The multi-billion British company registered a loss of €4.1 billion loss in this financial year. This annual loss is estimated was due to a slump in the Chinese car market.
Earlier this year the luxury car company had announced 4,500 jobs cut from its manufacturing unit. This was estimated to be dragged down of €3.8 billion in the third quarter. Last year’s profit of €456 million was mainly hit by the economic slowdown in China.
The Chinese car market showed a drop in its graph. This was said to be the reason behind the loss of jobs. The resultant was a decline of 5.8% in sale to 578,915 vehicles in that region.
The company is optimistic about its recent sales, delivering pre-tax £137 million profit in the fourth quarter. That is to March 31 following nine months of loss.
The firm is also hopeful about its unit sales in North America and the United Kingdom. The sales have seen a rise of about 8.1% and 8.4% respectively during this financial year.
The full-year revenue has seen a downward trend of 5.6% to £8.1 billion. This in spite of the growth in the US and UK was trembled by the weak Chinese market.
Earlier this year, Jaguar Land Rover has launched £2.8 billion turns around the program. It has already spent around £170 million on the redundant cost to date. This turnaround program has delivered £1.4 billion in efficiencies and saving cost, as confirmed by the company.

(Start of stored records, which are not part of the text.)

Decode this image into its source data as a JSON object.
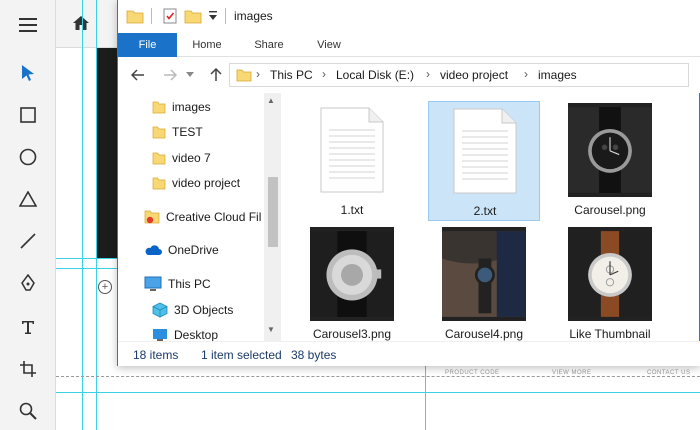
{
  "window": {
    "title": "images",
    "ribbon_tabs": [
      "File",
      "Home",
      "Share",
      "View"
    ]
  },
  "address": {
    "crumbs": [
      "This PC",
      "Local Disk (E:)",
      "video project",
      "images"
    ]
  },
  "nav_pane": {
    "items": [
      {
        "label": "images",
        "icon": "folder-icon"
      },
      {
        "label": "TEST",
        "icon": "folder-icon"
      },
      {
        "label": "video 7",
        "icon": "folder-icon"
      },
      {
        "label": "video project",
        "icon": "folder-icon"
      },
      {
        "label": "Creative Cloud Fil",
        "icon": "creative-cloud-icon"
      },
      {
        "label": "OneDrive",
        "icon": "onedrive-icon"
      },
      {
        "label": "This PC",
        "icon": "computer-icon"
      },
      {
        "label": "3D Objects",
        "icon": "cube-icon"
      },
      {
        "label": "Desktop",
        "icon": "desktop-icon"
      }
    ]
  },
  "files": [
    {
      "name": "1.txt",
      "type": "text",
      "selected": false
    },
    {
      "name": "2.txt",
      "type": "text",
      "selected": true
    },
    {
      "name": "Carousel.png",
      "type": "image",
      "selected": false
    },
    {
      "name": "Carousel3.png",
      "type": "image",
      "selected": false
    },
    {
      "name": "Carousel4.png",
      "type": "image",
      "selected": false
    },
    {
      "name": "Like Thumbnail",
      "type": "image",
      "selected": false
    }
  ],
  "status": {
    "count": "18 items",
    "selection": "1 item selected",
    "size": "38 bytes"
  },
  "canvas_labels": [
    "PRODUCT CODE",
    "VIEW MORE",
    "CONTACT US"
  ],
  "colors": {
    "accent": "#1a73c9",
    "selection": "#cce4f7",
    "guide": "#39d3e6",
    "folder": "#f8d775"
  }
}
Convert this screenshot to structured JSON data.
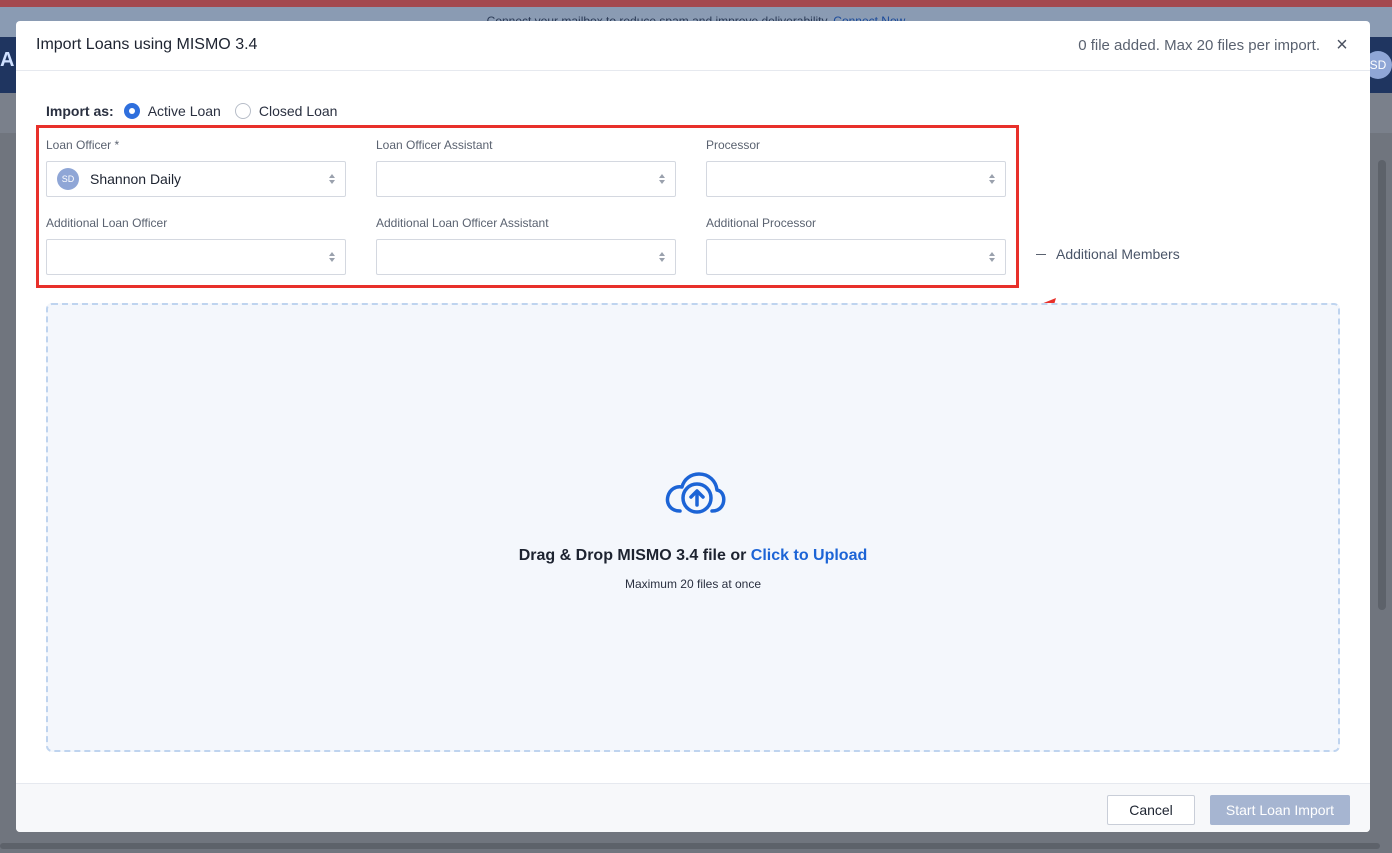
{
  "background": {
    "banner_text": "Connect your mailbox to reduce spam and improve deliverability.",
    "banner_link": "Connect Now",
    "nav_logo": "A",
    "nav_avatar": "SD"
  },
  "modal": {
    "title": "Import Loans using MISMO 3.4",
    "file_count": "0 file added. Max 20 files per import.",
    "close_glyph": "×"
  },
  "import_as": {
    "label": "Import as:",
    "options": [
      {
        "label": "Active Loan",
        "selected": true
      },
      {
        "label": "Closed Loan",
        "selected": false
      }
    ]
  },
  "fields": {
    "loan_officer": {
      "label": "Loan Officer *",
      "value": "Shannon Daily",
      "avatar_initials": "SD"
    },
    "loan_officer_assistant": {
      "label": "Loan Officer Assistant",
      "value": ""
    },
    "processor": {
      "label": "Processor",
      "value": ""
    },
    "additional_loan_officer": {
      "label": "Additional Loan Officer",
      "value": ""
    },
    "additional_loan_officer_assistant": {
      "label": "Additional Loan Officer Assistant",
      "value": ""
    },
    "additional_processor": {
      "label": "Additional Processor",
      "value": ""
    }
  },
  "additional_members": {
    "label": "Additional Members"
  },
  "dropzone": {
    "text": "Drag & Drop MISMO 3.4 file or",
    "link": "Click to Upload",
    "subtext": "Maximum 20 files at once",
    "icon": "cloud-upload-icon"
  },
  "footer": {
    "cancel": "Cancel",
    "start": "Start Loan Import"
  },
  "colors": {
    "accent": "#2f6fdd",
    "link": "#1c64d6",
    "highlight": "#e8302a",
    "disabled_button": "#a6b5d1"
  }
}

Dr Ralf Speth, the Chief executive of Jaguar Land Rover is of the view that as Jaguar is the leading company in this sector, addressing multiple headwinds with the sweeping automotive industry is a mammoth task.
He is focused on the future as the company will overcome the trivial structural and cynical issues. This had an impact on the past year.
He looks forward to viewing the company as better equipped and capable, build on sustain investment of recent year in new products and autonomously connected – electric and share technology driving the future demand.
He even shared the company’s difficulty in managing the change to electric vehicles. This is where it lacked behind in the competition. The embarrassment it faced against a shift in diesel was misfortunate. It is to be seen that if they can survive the change to battery electric is a gripping issue. As the Chinese will be seriously involved in moving to electric cars and Germans will not be easy to vacate their position held by them for the last 30 years.
In addition to this the impending Brexit issue. Though the company has not shown any signs or warnings to it. This despite the rumors that the company might reduce the presence in the UK. But it has detail plans of continuing its investment in various British sites.
There has been no reference by the car making company about a possible takeover by PSA, a French company owning Vauxhall, Peugeot and Citroen.